Mr DIMOPOULOS: Sorry, Deputy Speaker. We have a diverse caucus with over 10 languages spoken between us, over 50 per cent women in cabinet and almost 50 per cent women in our caucus. We are a government, we are a people, we are a values-based organisation that believes in climate change. There is not one of us that denies that. The minute even one person denies that, you stymie the action that that huge public policy issue deserves.

Probably the best way to describe who we are as an outfit compared to—in fact there is no comparison. Who we are as an outfit is best described by an example that the Premier raised in question time today. The Premier and I were at the Victorian Heart Hospital, in my electorate, on the grounds of Monash University. That is not just a hospital; it is a story that we have to tell about our government, a story where we have employed more doctors and nurses than any government previously despite the reduction in funding federally because of the formula adjustment in terms of hospital growth—number one. But it is not only the doctors and nurses, it is actually the build that procures local content in that build, creating a chain of work through the economy, both local and bigger employers and construction companies. But it is not even just that. As the Premier said today in question time, it is Nadia and many others like her who we met that day, who get a chance to train to become apprentices in whatever field—carpentry, building, major construction. And again it is not the end of the story. Nadia gets to train in a free TAFE environment, along with her colleagues and her peers. And then after the heart hospital, as the Premier said on that day, finishes construction at the end of this year, Nadia and her peers have an enormous pipeline of other projects.

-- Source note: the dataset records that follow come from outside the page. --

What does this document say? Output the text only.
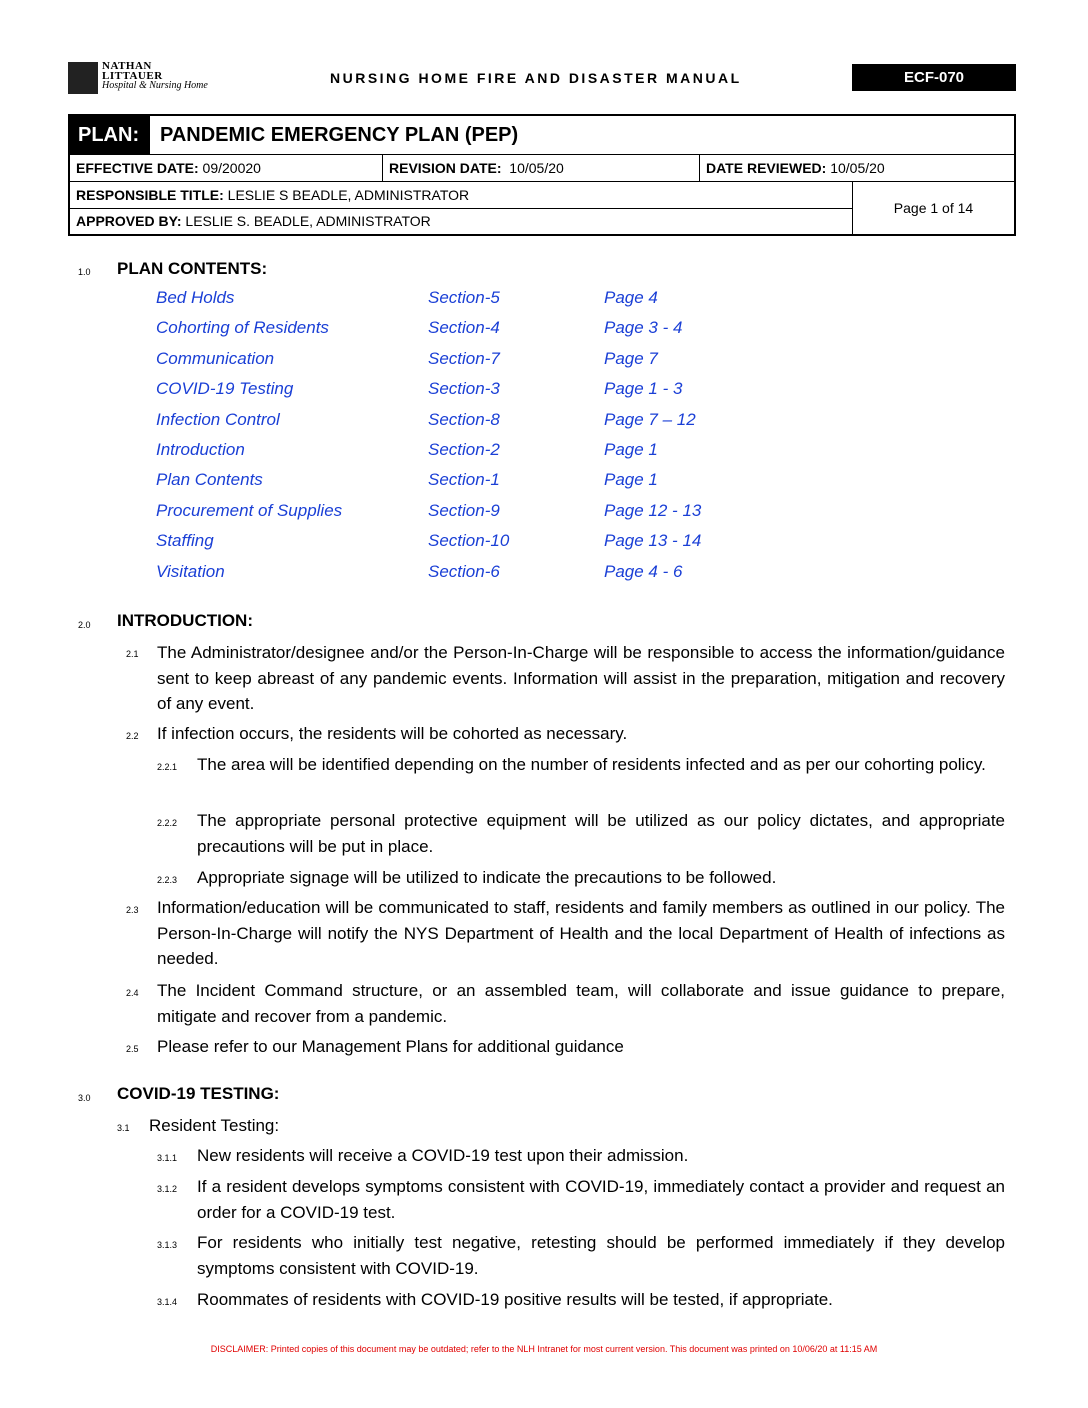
NATHAN
LITTAUER
Hospital & Nursing Home	NURSING HOME FIRE AND DISASTER MANUAL	ECF-070
PLAN:	PANDEMIC EMERGENCY PLAN (PEP)
EFFECTIVE DATE: 09/20020	REVISION DATE:  10/05/20	DATE REVIEWED: 10/05/20
RESPONSIBLE TITLE: LESLIE S BEADLE, ADMINISTRATOR
APPROVED BY: LESLIE S. BEADLE, ADMINISTRATOR
Page 1 of 14
1.0 PLAN CONTENTS:
Bed Holds	Section-5	Page 4
Cohorting of Residents	Section-4	Page 3 - 4
Communication	Section-7	Page 7
COVID-19 Testing	Section-3	Page 1 - 3
Infection Control	Section-8	Page 7 – 12
Introduction	Section-2	Page 1
Plan Contents	Section-1	Page 1
Procurement of Supplies	Section-9	Page 12 - 13
Staffing	Section-10	Page 13 - 14
Visitation	Section-6	Page 4 - 6
2.0 INTRODUCTION:
2.1 The Administrator/designee and/or the Person-In-Charge will be responsible to access the information/guidance sent to keep abreast of any pandemic events. Information will assist in the preparation, mitigation and recovery of any event.
2.2 If infection occurs, the residents will be cohorted as necessary.
2.2.1 The area will be identified depending on the number of residents infected and as per our cohorting policy.
2.2.2 The appropriate personal protective equipment will be utilized as our policy dictates, and appropriate precautions will be put in place.
2.2.3 Appropriate signage will be utilized to indicate the precautions to be followed.
2.3 Information/education will be communicated to staff, residents and family members as outlined in our policy. The Person-In-Charge will notify the NYS Department of Health and the local Department of Health of infections as needed.
2.4 The Incident Command structure, or an assembled team, will collaborate and issue guidance to prepare, mitigate and recover from a pandemic.
2.5 Please refer to our Management Plans for additional guidance
3.0 COVID-19 TESTING:
3.1 Resident Testing:
3.1.1 New residents will receive a COVID-19 test upon their admission.
3.1.2 If a resident develops symptoms consistent with COVID-19, immediately contact a provider and request an order for a COVID-19 test.
3.1.3 For residents who initially test negative, retesting should be performed immediately if they develop symptoms consistent with COVID-19.
3.1.4 Roommates of residents with COVID-19 positive results will be tested, if appropriate.
DISCLAIMER: Printed copies of this document may be outdated; refer to the NLH Intranet for most current version. This document was printed on 10/06/20 at 11:15 AM
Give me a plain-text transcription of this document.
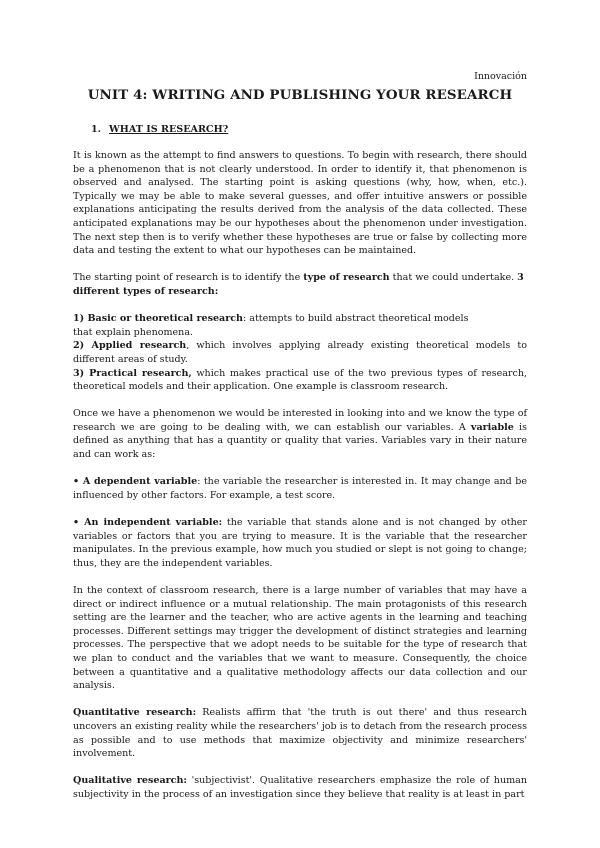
Innovación
UNIT 4: WRITING AND PUBLISHING YOUR RESEARCH
1. WHAT IS RESEARCH?

It is known as the attempt to find answers to questions. To begin with research, there should be a phenomenon that is not clearly understood. In order to identify it, that phenomenon is observed and analysed. The starting point is asking questions (why, how, when, etc.). Typically we may be able to make several guesses, and offer intuitive answers or possible explanations anticipating the results derived from the analysis of the data collected. These anticipated explanations may be our hypotheses about the phenomenon under investigation. The next step then is to verify whether these hypotheses are true or false by collecting more data and testing the extent to what our hypotheses can be maintained.

The starting point of research is to identify the type of research that we could undertake. 3 different types of research:

1) Basic or theoretical research: attempts to build abstract theoretical models
that explain phenomena.
2) Applied research, which involves applying already existing theoretical models to different areas of study.
3) Practical research, which makes practical use of the two previous types of research, theoretical models and their application. One example is classroom research.

Once we have a phenomenon we would be interested in looking into and we know the type of research we are going to be dealing with, we can establish our variables. A variable is defined as anything that has a quantity or quality that varies. Variables vary in their nature and can work as:

• A dependent variable: the variable the researcher is interested in. It may change and be influenced by other factors. For example, a test score.

• An independent variable: the variable that stands alone and is not changed by other variables or factors that you are trying to measure. It is the variable that the researcher manipulates. In the previous example, how much you studied or slept is not going to change; thus, they are the independent variables.

In the context of classroom research, there is a large number of variables that may have a direct or indirect influence or a mutual relationship. The main protagonists of this research setting are the learner and the teacher, who are active agents in the learning and teaching processes. Different settings may trigger the development of distinct strategies and learning processes. The perspective that we adopt needs to be suitable for the type of research that we plan to conduct and the variables that we want to measure. Consequently, the choice between a quantitative and a qualitative methodology affects our data collection and our analysis.

Quantitative research: Realists affirm that 'the truth is out there' and thus research uncovers an existing reality while the researchers' job is to detach from the research process as possible and to use methods that maximize objectivity and minimize researchers' involvement.

Qualitative research: 'subjectivist'. Qualitative researchers emphasize the role of human subjectivity in the process of an investigation since they believe that reality is at least in part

So not only do we develop the workforce that a modern Victoria needs, not only do we develop the health care that a modern Victoria needs, but we provide an entire circle around it in terms of the skills we need, provided for free, and local content to create economic opportunities and jobs in Victoria. That is the story—one of many of this Labor government—something that is creative, something that is bold and something that when you look back, you think, ‘How could we have done it any other way?’. But they do not have that imagination, they do not have that courage, because of, frankly, who they are and what they stand for. That is why I grieve should they ever, ever lead this beautiful state. That is why I grieve for the lost opportunity of a Liberal government in Victoria. Thankfully we had a change of government in Canberra, which will be a match partner in terms of our values and a match partner in terms of our investment in infrastructure, recurrent funding in our hospitals, recurrent funding in our schools and in every other major public policy area, including mental health, where the feds, this time, squibbed it. A tiny part of the investment that we have put in for Victoria they have put in for the whole country.